L’Informazione di San Marino
Truffa ai danni dello stato con un danno da sei milioni tra rimborso di imposta non dovuto e mancati versamenti
Condanna confermata per i furbetti della monofase
La vicenda è quella della Alexander Textirl group. Pene ritoccate per la prescrizione di alcuni capi di imputazione
Antonio Fabbri
Truffa ai danni dello Stato e, a conti fatti, un danno all’erario di quasi 6 milioni di euro attraverso l’emissione di fatture false per oltre 13 milioni. Confermata, seppure in parte riformata per via della prescrizione di alcuni capi di imputazione, la condanna in un caso di furbetti della monofase. La vicenda è quella della Alexander Textile Group, società tra le prime nella particolare “classifica” delle ditte con la monofase non versata. Figura infatti nell’elenco che venne diramato dall’allora segretario Claudio Felici per un importo di 5.067.744 che deve all’Erario. La sentenza di secondo grado del giudice Brunelli è stata letta venerdì scorso. Il giudice di appello ha dichiarato prescritti i capi relativi alle false comunciazioni a pubblico ufficiale, contrabbando ed emissione di fatture false. Confermata, invece, la condanna per truffa aggravata ai danni dello Stato. La pena, decadendo alcune accuse, è stata dunque rideterminata.

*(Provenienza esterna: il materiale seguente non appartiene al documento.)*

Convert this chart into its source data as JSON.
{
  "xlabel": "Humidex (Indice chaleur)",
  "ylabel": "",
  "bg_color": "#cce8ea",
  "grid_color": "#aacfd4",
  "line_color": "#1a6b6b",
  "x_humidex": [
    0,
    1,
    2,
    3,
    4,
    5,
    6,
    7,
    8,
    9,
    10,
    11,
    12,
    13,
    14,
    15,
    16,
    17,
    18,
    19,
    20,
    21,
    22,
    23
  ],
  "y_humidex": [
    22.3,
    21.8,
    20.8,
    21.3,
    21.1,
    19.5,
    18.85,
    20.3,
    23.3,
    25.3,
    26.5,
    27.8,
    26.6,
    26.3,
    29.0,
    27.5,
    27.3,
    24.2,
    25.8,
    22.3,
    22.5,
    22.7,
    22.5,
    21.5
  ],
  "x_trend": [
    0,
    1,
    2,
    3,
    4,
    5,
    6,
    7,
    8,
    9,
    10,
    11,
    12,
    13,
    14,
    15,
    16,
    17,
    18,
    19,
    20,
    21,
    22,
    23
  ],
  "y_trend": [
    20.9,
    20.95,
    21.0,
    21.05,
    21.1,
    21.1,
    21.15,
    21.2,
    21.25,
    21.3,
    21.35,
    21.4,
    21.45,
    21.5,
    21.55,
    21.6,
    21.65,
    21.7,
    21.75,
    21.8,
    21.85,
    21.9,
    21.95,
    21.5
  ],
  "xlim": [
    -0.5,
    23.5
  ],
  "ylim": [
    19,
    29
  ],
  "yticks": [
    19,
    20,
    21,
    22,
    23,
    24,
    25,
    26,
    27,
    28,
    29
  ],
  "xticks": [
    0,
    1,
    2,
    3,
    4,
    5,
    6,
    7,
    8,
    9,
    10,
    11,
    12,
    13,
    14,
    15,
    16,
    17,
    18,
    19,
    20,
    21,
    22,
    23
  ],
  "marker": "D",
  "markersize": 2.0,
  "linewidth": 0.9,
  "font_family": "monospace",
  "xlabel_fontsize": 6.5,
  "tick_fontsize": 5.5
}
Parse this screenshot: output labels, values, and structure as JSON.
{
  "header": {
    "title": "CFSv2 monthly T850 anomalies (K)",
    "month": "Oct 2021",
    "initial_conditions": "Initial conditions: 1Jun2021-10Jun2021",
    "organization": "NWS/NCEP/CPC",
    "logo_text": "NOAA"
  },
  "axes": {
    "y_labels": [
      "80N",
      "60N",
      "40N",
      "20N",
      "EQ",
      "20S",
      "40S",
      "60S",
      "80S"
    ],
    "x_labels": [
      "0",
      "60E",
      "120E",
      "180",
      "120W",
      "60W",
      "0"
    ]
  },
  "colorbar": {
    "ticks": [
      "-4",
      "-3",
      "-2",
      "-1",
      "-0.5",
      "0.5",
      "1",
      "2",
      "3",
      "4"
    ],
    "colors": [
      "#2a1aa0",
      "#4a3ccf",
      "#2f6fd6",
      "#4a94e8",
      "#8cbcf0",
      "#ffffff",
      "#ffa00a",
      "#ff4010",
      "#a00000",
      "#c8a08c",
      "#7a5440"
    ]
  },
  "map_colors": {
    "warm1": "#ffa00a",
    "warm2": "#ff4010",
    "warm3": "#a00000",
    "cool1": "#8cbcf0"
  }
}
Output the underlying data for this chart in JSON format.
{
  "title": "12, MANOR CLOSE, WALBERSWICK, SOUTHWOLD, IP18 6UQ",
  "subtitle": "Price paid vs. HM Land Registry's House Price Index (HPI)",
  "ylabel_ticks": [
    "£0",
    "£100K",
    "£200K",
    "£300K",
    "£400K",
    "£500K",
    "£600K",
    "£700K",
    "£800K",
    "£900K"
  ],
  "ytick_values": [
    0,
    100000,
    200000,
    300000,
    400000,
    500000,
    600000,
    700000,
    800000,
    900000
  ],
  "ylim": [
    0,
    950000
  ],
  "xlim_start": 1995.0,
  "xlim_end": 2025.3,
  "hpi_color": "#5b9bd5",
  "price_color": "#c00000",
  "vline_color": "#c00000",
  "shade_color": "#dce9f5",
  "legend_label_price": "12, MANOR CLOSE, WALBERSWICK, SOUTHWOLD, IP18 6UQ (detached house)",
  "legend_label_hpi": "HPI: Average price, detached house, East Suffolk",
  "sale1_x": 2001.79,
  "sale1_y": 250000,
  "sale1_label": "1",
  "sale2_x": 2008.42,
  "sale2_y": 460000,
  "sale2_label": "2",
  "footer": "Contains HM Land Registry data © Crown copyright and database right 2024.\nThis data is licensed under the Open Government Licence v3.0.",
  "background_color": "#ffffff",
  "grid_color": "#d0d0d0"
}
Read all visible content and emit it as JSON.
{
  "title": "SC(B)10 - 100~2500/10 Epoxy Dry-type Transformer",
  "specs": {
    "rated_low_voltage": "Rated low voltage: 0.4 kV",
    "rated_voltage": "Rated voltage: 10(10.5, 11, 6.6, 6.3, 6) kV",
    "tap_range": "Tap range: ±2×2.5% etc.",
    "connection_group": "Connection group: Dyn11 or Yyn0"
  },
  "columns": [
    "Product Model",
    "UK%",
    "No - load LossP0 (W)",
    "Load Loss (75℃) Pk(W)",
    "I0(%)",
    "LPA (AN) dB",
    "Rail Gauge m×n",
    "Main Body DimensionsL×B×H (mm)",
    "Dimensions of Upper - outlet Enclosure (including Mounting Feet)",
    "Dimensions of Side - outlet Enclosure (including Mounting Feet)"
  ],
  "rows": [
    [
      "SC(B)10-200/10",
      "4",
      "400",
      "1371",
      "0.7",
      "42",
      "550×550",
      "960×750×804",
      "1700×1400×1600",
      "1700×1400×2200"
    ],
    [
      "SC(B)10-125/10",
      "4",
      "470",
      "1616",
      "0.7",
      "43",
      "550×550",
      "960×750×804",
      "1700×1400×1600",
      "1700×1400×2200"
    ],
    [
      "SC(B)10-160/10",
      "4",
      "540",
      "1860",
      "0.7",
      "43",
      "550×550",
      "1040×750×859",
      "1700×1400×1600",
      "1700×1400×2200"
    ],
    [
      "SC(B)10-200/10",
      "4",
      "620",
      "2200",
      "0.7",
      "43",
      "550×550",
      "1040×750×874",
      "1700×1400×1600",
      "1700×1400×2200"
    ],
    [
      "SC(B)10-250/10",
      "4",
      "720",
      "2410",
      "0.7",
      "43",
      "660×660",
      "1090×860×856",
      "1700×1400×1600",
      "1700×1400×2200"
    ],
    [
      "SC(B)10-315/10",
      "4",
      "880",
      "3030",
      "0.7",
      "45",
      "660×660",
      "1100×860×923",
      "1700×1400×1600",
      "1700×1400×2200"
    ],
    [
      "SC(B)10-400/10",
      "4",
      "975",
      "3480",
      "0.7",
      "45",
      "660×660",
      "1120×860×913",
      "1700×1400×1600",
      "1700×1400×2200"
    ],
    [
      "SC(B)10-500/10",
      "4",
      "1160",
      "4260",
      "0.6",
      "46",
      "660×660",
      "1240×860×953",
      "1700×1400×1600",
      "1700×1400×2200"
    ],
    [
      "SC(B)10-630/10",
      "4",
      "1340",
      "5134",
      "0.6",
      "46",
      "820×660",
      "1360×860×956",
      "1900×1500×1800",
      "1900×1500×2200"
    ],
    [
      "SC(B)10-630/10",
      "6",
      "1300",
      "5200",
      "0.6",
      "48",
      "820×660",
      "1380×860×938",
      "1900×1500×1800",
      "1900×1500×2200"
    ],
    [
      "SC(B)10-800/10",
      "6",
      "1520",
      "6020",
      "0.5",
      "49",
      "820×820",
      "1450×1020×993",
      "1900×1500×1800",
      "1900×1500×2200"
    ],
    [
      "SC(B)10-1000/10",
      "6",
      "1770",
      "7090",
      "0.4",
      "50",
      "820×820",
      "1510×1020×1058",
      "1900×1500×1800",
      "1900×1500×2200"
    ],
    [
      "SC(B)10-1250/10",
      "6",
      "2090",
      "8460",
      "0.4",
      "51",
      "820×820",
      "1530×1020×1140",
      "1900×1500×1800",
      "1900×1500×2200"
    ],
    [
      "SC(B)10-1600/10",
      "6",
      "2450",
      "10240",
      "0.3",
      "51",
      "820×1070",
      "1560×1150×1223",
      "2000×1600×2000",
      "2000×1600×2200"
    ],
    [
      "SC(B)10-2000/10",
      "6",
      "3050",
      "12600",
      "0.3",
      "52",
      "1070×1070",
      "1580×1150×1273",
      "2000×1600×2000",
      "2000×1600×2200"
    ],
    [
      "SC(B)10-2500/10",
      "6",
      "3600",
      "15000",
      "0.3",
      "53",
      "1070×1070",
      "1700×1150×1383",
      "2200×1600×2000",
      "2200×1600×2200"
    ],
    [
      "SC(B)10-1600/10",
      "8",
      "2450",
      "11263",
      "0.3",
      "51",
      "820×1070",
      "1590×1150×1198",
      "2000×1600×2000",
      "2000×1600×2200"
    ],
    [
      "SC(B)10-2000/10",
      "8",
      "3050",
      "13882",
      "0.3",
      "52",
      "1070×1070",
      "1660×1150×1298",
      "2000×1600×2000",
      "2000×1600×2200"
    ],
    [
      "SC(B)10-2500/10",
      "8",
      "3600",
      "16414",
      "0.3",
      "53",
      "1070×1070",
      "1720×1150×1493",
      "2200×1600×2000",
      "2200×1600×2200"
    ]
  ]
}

Così Mariana Horvat, 58enne di origine rumena residente a San Marino, che figurava come amministratore unico della srl con sede ad Acquaviva ed in primo grado era stata condannata a 7 mesi, ha visto rideterminata in appello la pena a 6 mesi di prigionia (sospesa) e alla multa di 800 euro. Per Carmine Prisco, in primo grado condannato a 4 anni e due mesi, la pena è stata rideterminata in 4 anni e 5000 euro di multa. Confermata nel resto la sentenza di primo grado del giudice Gilberto Felici, che prevedeva anche la pena accessoria dell’interdizione a un anno dai pubblici uffici per la donna e a tre anni e mezzo di interdizione per il 57enne di Napoli, gestore di fatto della società. Condanna anche al risarcimento del danno, a favore dell’Eccellentissima Camera, da quantificare in sede civile. Danno che per lo Stato sammarinese ammonta a circa 6 milioni di euro tra rimborsi monofase non dovuti e mancati versamenti della stessa imposta. Difficile dire se lo Stato riuscirà mai a recuperare questi importi.
I fatti La società, gestita dai due, svolgeva principalmente attività di importazione di merci da Paesi extra Unione Europea (Cina, India, Pakistan ed Egitto) poi rivendute ad ambulanti di nazionalità nordafricana. A fronte di queste operazioni la società ha sistematicamente emesso documentazione contabile fasulla: prezzi modificati rispetto al reale valore della merce in modo da abbassare la base imponibile e di conseguenza l’imposta da pagare; l’importazione di alcune merci avveniva in evasione di imposta; vi era la tenuta di una contabilità parallela a quella ufficiale; riscontrato l’utilizzo di uno scanner per “manomettere” documenti. Tutte anomalie emerse in primo grado e descritte in udienza, nelle deposizioni della direttrice dell’ufficio Tributario, Ida Valli, e dell’ispettore del Nucleo Antifrode, Paolo Francioni. Una testimonianza inquietante Emblematica, nell’udienza dibattimentale di primo grado, la testimonianza di una dipendente che fa comprendere anche il clima di tensione attorno a questa società. La testimone ha confermato davanti al giudice che le era stato chiesto in certe occasioni di effettuare delle pratiche e delle fatturazioni anomale.
Circostanza che la dipendente aveva rilevato anche perché alcune sue conoscenti dell’Ufficio Tributario le avevano segnalato un modo non corretto di operare della ditta. A quel punto la dipendente si era consultata con il suo commercialista. E qui la testimone ha riferito una circostanza inquietante: “Il mio commercialista – ha detto – mi aveva consigliato di non dire niente, perché Prisco e i suoi giravano armati”
L’appello Già nell’udienza di appello dell’aprile scorso era stato rilevato dallo stesso Procuratore del Fisco, Giorgia Ugolini, il decorso del termine di prescrizione per tre dei quattro capi di imputazione. Non così per la truffa aggravata che, infatti, è rimasta in piedi. Anche su questa l’avvocato difensore, Gianna Burgagni, aveva chiesto di valutare l’eventuale intervenuta prescrizione. Poi, oltre all’eccezione di indeterminatezza del capo di imputazione, l’avvocato aveva chiesto principalmente che il giudice dichiarasse l’assoluzione degli imputati, perché non sufficientemente provata la colpevolezza. Una lettura dei fatti e delle carte che evidentemente non ha trovato d’accordo il giudice delle appellazioni che ha confermato la condanna.